I had a very frank discussion with my Priest. There were times it was graphic, times it was vague, times it was rude, times when I wonder how he heard me through the tears,
And I came away from that discussion feeling more at peace with myself than I have in a long while. It was such a relief to hear that forgiveness doesn’t have to mean “forgiving”. It can mean simply moving on to a point where you no longer hold bitterness in your heart. It can be as simple as getting to a place within yourself that you no longer care about the person who did the atrocities. That you no longer wish them dead, that you reach a point where they and their life just doesn’t matter to you either way.
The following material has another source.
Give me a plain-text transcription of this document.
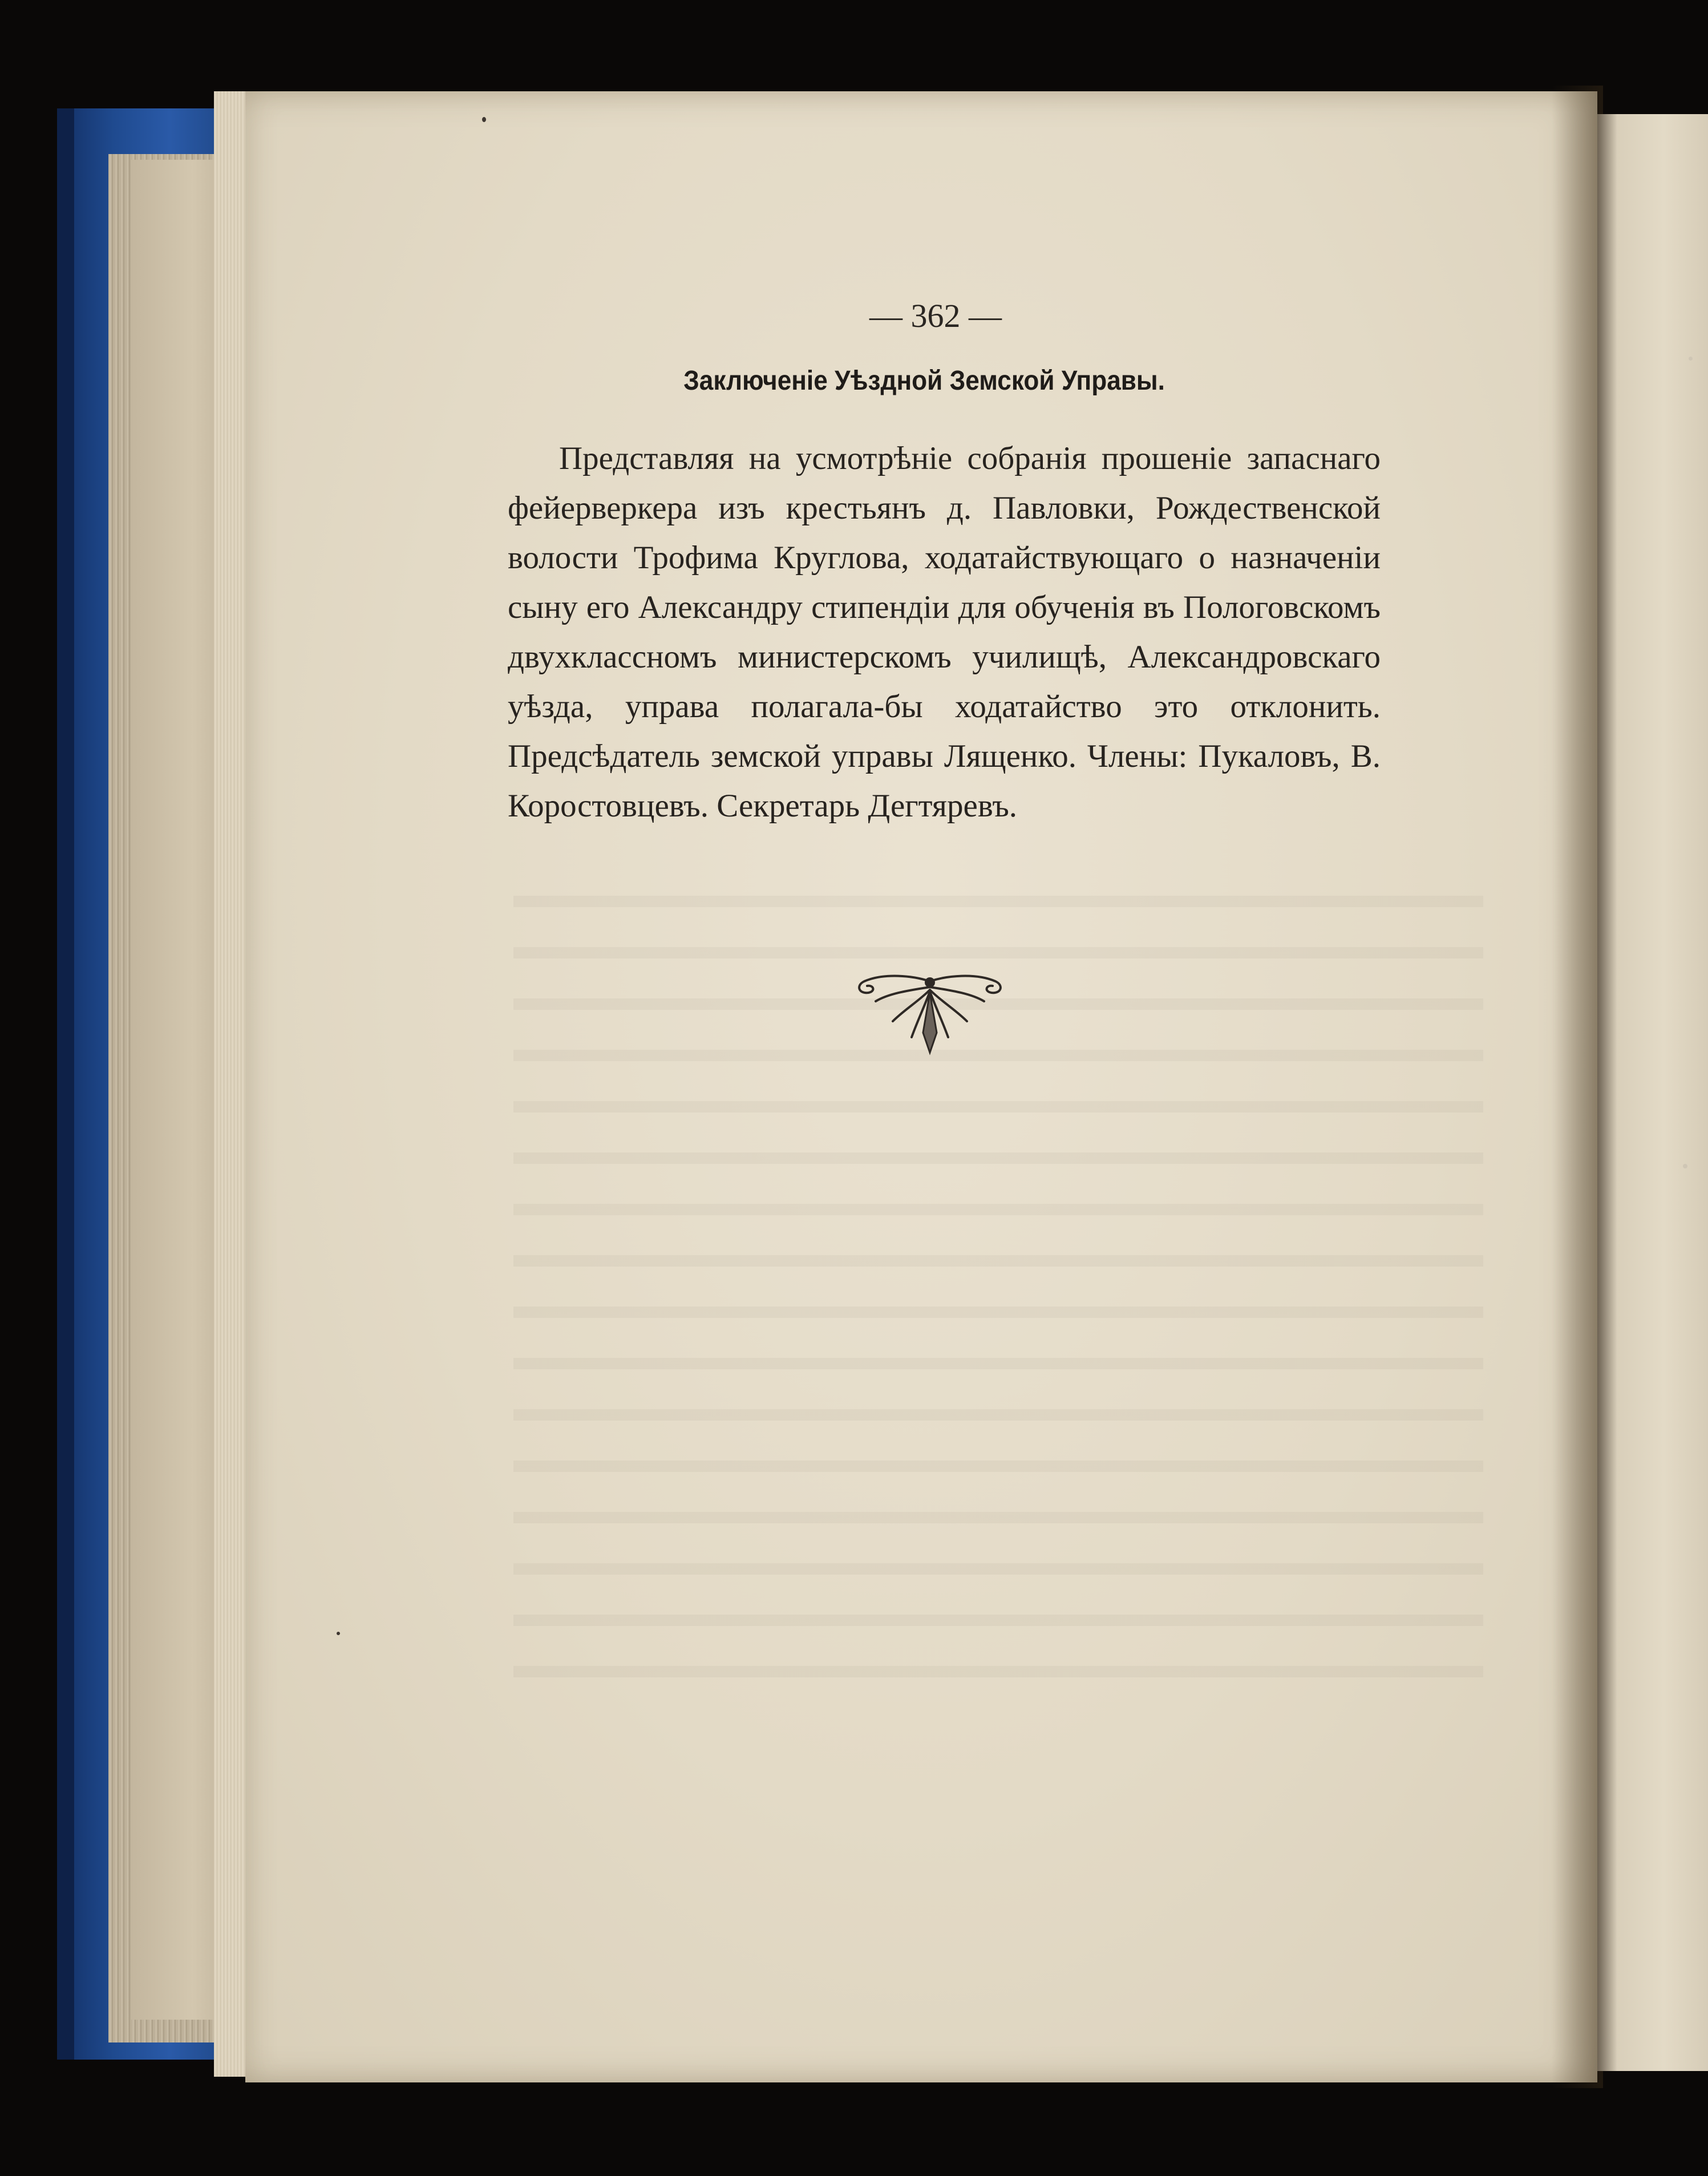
— 362 —

Заключеніе Уѣздной Земской Управы.

Представляя на усмотрѣніе собранія прошеніе запаснаго фейерверкера изъ крестьянъ д. Павловки, Рождественской волости Трофима Круглова, ходатайствующаго о назначеніи сыну его Александру стипендіи для обученія въ Пологовскомъ двухклассномъ министерскомъ училищѣ, Александровскаго уѣзда, управа полагала-бы ходатайство это отклонить. Предсѣдатель земской управы Лященко. Члены: Пукаловъ, В. Коростовцевъ. Секретарь Дегтяревъ.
This idea of forgiveness is new to me; it feels strange, foreign even. But if feels; possible. It means that forgiveness is flexible, that if my attacker’s actions or former actions are impacting my life right now, I don’t have to forgive them right now. But it also means that I may be in a position where I need to forgive him more than once, that as the consequences of my attack ebb and flow, I may have to forgive him over, and over. It means that I am not wrong when I say today that “I can’t forgive him”. It means I can be forgiven for not being able to forgive. Even more than that though, it means I have nothing to be forgiven for.

One of the most healing things that happened today in the meeting is when my current priest looked me straight in the eyes and said, in reference to his predecessors actions (or lack there of), “That was wrong. He had an obligation, and was legally required to report it.” “ I’m sorry that that happened to you, it never should have happened.” The fact that my church’s representative is not hiding behind platitudes, that there is an admission of wrong doing, even if it is not from the priest in question, was like an emancipation. It was the one thing I needed to hear to start forgiving the church.

Do I forgive my attacker? NO.
Do I forgive my former Priest who let the abuse continue? NO.
Do I forgive my church? Not yet, but I can see a time where I will; where the actions of one priest no longer taint the church as a whole for me. Will I ever forgive those two men for their actions? I don’t know, but I do know that for the first time I see the possibility that I might be able to; someday.